Thresholds for sweet, salt, and sour taste stimuli in cockatiels (Nymphicus hollandicus)
Publication Type 
Journal Article
Year of publication 
Zoo Biology
Abstract 10.1002/zoo.1001.abs Little is known about avian taste perception and how taste affects food choice. We designed a study to determine the concentrations of aqueous solutions of common chemical taste stimuli that result in altered consumption patterns. Using two-choice taste-preference tests, we studied the taste thresholds of caged cockatiels (Nymphicus hollandicus) for aqueous solutions of potassium chloride, a phosphate buffer (to test pH), fructose, and glucose.

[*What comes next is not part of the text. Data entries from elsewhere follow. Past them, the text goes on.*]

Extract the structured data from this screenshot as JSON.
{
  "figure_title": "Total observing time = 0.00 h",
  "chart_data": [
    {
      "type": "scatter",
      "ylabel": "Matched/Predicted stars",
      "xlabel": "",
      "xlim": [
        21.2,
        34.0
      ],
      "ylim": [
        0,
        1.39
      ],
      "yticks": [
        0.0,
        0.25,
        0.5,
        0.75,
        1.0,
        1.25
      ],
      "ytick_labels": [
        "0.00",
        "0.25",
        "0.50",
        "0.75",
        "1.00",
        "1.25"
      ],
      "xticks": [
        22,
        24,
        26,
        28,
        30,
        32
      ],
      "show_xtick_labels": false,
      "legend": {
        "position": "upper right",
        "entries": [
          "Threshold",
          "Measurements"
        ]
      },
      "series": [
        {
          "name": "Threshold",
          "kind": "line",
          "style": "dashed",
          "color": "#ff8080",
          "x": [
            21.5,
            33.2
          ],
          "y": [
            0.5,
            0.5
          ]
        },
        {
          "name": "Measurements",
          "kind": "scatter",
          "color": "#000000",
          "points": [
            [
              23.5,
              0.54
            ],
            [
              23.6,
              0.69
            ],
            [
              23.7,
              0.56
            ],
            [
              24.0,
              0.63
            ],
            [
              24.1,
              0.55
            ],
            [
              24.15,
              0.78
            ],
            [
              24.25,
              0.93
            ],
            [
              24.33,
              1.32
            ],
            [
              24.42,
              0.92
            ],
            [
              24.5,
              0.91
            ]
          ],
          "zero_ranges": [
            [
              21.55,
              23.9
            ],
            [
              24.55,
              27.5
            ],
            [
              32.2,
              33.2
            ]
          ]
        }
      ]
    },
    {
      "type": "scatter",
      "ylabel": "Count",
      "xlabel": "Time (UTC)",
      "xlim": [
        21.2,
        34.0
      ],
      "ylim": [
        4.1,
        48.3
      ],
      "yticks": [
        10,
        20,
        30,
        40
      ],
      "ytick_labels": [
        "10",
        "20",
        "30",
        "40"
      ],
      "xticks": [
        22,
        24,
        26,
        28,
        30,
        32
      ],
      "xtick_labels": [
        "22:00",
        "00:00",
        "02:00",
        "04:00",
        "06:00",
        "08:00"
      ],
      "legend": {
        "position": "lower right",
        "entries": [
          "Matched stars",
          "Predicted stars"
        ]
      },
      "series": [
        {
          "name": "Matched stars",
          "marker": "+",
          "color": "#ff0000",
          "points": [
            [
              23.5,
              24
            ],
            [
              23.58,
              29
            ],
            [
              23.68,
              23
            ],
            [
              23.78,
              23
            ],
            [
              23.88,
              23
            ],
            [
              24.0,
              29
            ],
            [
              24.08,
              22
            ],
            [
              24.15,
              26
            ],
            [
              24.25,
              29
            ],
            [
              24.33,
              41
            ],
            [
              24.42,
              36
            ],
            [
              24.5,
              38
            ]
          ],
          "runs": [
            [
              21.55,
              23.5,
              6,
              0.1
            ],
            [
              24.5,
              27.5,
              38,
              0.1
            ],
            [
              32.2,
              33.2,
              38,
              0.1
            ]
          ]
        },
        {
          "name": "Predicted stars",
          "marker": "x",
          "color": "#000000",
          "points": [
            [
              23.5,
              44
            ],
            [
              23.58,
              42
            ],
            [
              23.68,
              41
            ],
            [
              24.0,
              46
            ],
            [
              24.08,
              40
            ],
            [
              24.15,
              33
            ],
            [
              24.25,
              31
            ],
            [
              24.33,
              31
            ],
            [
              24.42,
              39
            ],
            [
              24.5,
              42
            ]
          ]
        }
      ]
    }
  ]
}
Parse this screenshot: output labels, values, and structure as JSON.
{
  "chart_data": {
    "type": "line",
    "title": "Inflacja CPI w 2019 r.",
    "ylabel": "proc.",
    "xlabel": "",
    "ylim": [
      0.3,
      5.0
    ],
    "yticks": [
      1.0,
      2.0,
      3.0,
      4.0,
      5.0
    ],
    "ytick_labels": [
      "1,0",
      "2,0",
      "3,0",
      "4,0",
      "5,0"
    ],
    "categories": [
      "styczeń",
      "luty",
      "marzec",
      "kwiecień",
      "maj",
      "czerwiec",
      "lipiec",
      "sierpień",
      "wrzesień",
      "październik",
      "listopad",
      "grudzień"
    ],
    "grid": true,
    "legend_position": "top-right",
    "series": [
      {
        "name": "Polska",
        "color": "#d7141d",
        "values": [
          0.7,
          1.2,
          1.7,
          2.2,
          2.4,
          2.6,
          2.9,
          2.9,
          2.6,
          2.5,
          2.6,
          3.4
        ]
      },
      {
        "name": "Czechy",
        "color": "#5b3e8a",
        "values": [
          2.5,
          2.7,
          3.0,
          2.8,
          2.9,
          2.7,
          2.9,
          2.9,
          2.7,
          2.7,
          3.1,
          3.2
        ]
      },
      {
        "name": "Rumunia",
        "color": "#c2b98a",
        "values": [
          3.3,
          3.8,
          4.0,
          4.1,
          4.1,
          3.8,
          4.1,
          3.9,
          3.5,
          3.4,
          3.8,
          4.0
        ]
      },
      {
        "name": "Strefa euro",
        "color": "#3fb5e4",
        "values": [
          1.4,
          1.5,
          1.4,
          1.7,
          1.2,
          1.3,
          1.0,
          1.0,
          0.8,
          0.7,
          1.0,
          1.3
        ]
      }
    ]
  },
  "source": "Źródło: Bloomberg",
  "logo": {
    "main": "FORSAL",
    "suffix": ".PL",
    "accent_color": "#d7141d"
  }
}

First, the preferred and nonpreferred bottle locations were determined for each bird. Then, depending on the compound, the test solutions were placed in bottles in either the preferred or the nonpreferred locations and water was placed in the opposite bottle. Four parameters were measured at the end of 3-day test periods (total consumption, consumption from water side, consumption from test solution side, and proportion of nonpreferred side consumption to total consumption). Experiments were repeated with increasing concentrations of test flavors until intake variables were significantly affected (P < 0.05). Cockatiels distinguished (P < 0.05) between purified water and 0.16 mol L–1 potassium chloride, 0.40 mol L–1 fructose, or 0.16 mol L–1 glucose. The test birds did not distinguish between water and 0.05 mol L–1 mono- and dibasic sodium phosphate buffer solution at any tested pH within the range of 4.9–7.7. When these findings are compared to previous experiments with the same birds, it becomes clear that the gustatory reactions of cockatiels for two different stimuli (e.g., NaCl and KCl) from the same general taste category (salt, sweet, sour) can vary widely. This variation in the responses to related stimuli could be the result of a number of factors including anion effects (for salts and acids) as well as nongustatory physiological processes (e.g., as renal control of blood osmolarity). Zoo Biol 20:1–13, 2001. © 2001 Wiley-Liss, Inc.